Yujie XieWei YuTianlai XiaRachel K O'ReillyAndrew P DovePublished in: Macromolecules (2023)
The stereocomplexation of poly(lactic acid) (PLA) enantiomers opens up an avenue for the formation of new materials with enhanced performance, specifically regarding their mechanical and thermal resistance and resistance to hydrolysis. Despite these useful features, the study of the stereocomplexation between block copolymers based on PLA in solution is limited, and a comprehensive understanding of this phenomenon is urgently needed. Herein, triblock copolymers of poly( N -hydroxyethyl acrylamide) and PL(or D)LA in which PLA was midblock (PHEAAm y - b -PL(D)LA x - b -PHEAAm y ) were synthesized and assembled into cylindrical micelles via crystallization-driven self-assembly . The stereocomplexation between enantiomeric micelles facilitates the morphological transition, and the transformation process was investigated in detail by varying the aging temperature, block composition, and solvent.
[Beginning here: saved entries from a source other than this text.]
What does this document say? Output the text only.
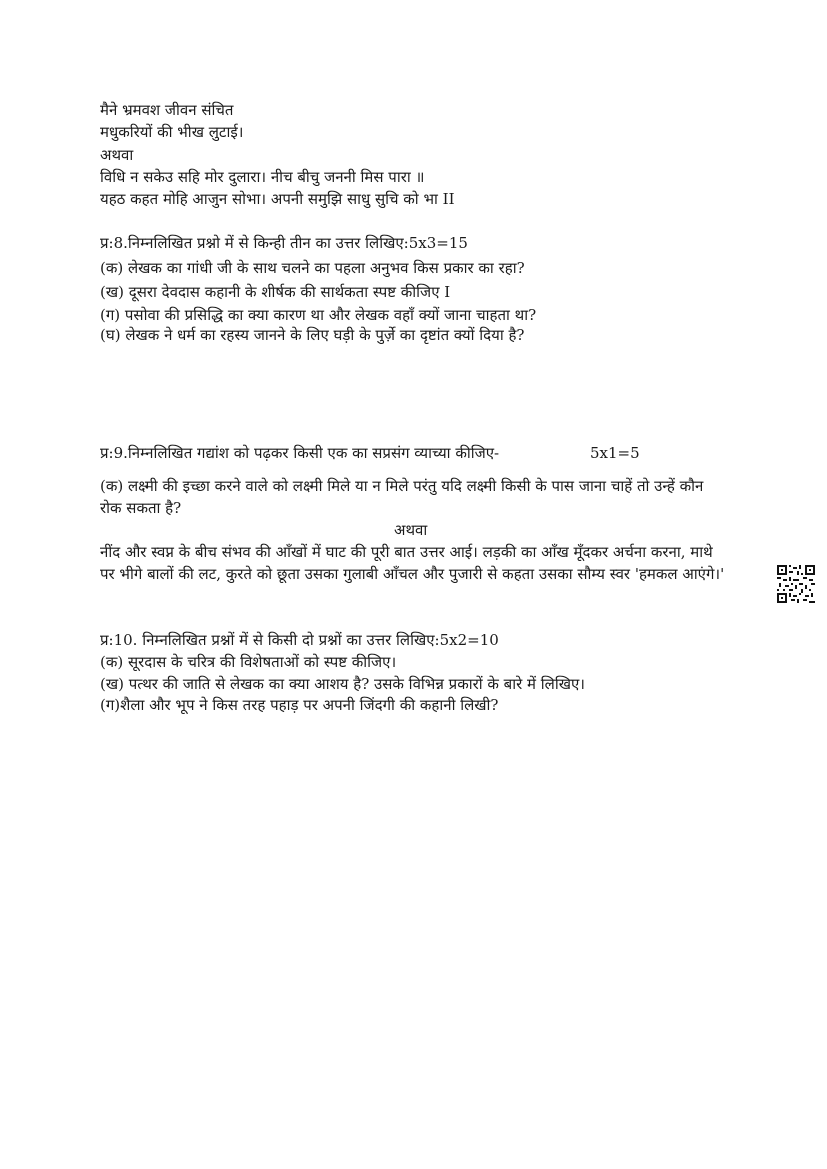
मैने भ्रमवश जीवन संचित
मधुकरियों की भीख लुटाई।
अथवा
विधि न सकेउ सहि मोर दुलारा। नीच बीचु जननी मिस पारा ॥
यहठ कहत मोहि आजुन सोभा। अपनी समुझि साधु सुचि को भा II
प्र:8.निम्नलिखित प्रश्नो में से किन्ही तीन का उत्तर लिखिए:5x3=15
(क) लेखक का गांधी जी के साथ चलने का पहला अनुभव किस प्रकार का रहा?
(ख) दूसरा देवदास कहानी के शीर्षक की सार्थकता स्पष्ट कीजिए I
(ग) पसोवा की प्रसिद्धि का क्या कारण था और लेखक वहाँ क्यों जाना चाहता था?
(घ) लेखक ने धर्म का रहस्य जानने के लिए घड़ी के पुर्ज़े का दृष्टांत क्यों दिया है?
प्र:9.निम्नलिखित गद्यांश को पढ़कर किसी एक का सप्रसंग व्याच्या कीजिए-	5x1=5
(क) लक्ष्मी की इच्छा करने वाले को लक्ष्मी मिले या न मिले परंतु यदि लक्ष्मी किसी के पास जाना चाहें तो उन्हें कौन रोक सकता है?
अथवा
नींद और स्वप्न के बीच संभव की आँखों में घाट की पूरी बात उत्तर आई। लड़की का आँख मूँदकर अर्चना करना, माथे पर भीगे बालों की लट, कुरते को छूता उसका गुलाबी आँचल और पुजारी से कहता उसका सौम्य स्वर 'हमकल आएंगे।'
प्र:10. निम्नलिखित प्रश्नों में से किसी दो प्रश्नों का उत्तर लिखिए:5x2=10
(क) सूरदास के चरित्र की विशेषताओं को स्पष्ट कीजिए।
(ख) पत्थर की जाति से लेखक का क्या आशय है? उसके विभिन्न प्रकारों के बारे में लिखिए।
(ग)शैला और भूप ने किस तरह पहाड़ पर अपनी जिंदगी की कहानी लिखी?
It was found that the solubility of the copolymers played a vital role in determining the occurrence and the speed of the chain exchange between the micelles and the unimers, which thereafter has a significant impact on the shape transition. These results lead to a deeper understanding of the stereocomplex-driven morphological transition process and provide valuable guidance for further optimization of the transition under physiological conditions as a new category of stimuli-responsive systems for biomedical applications.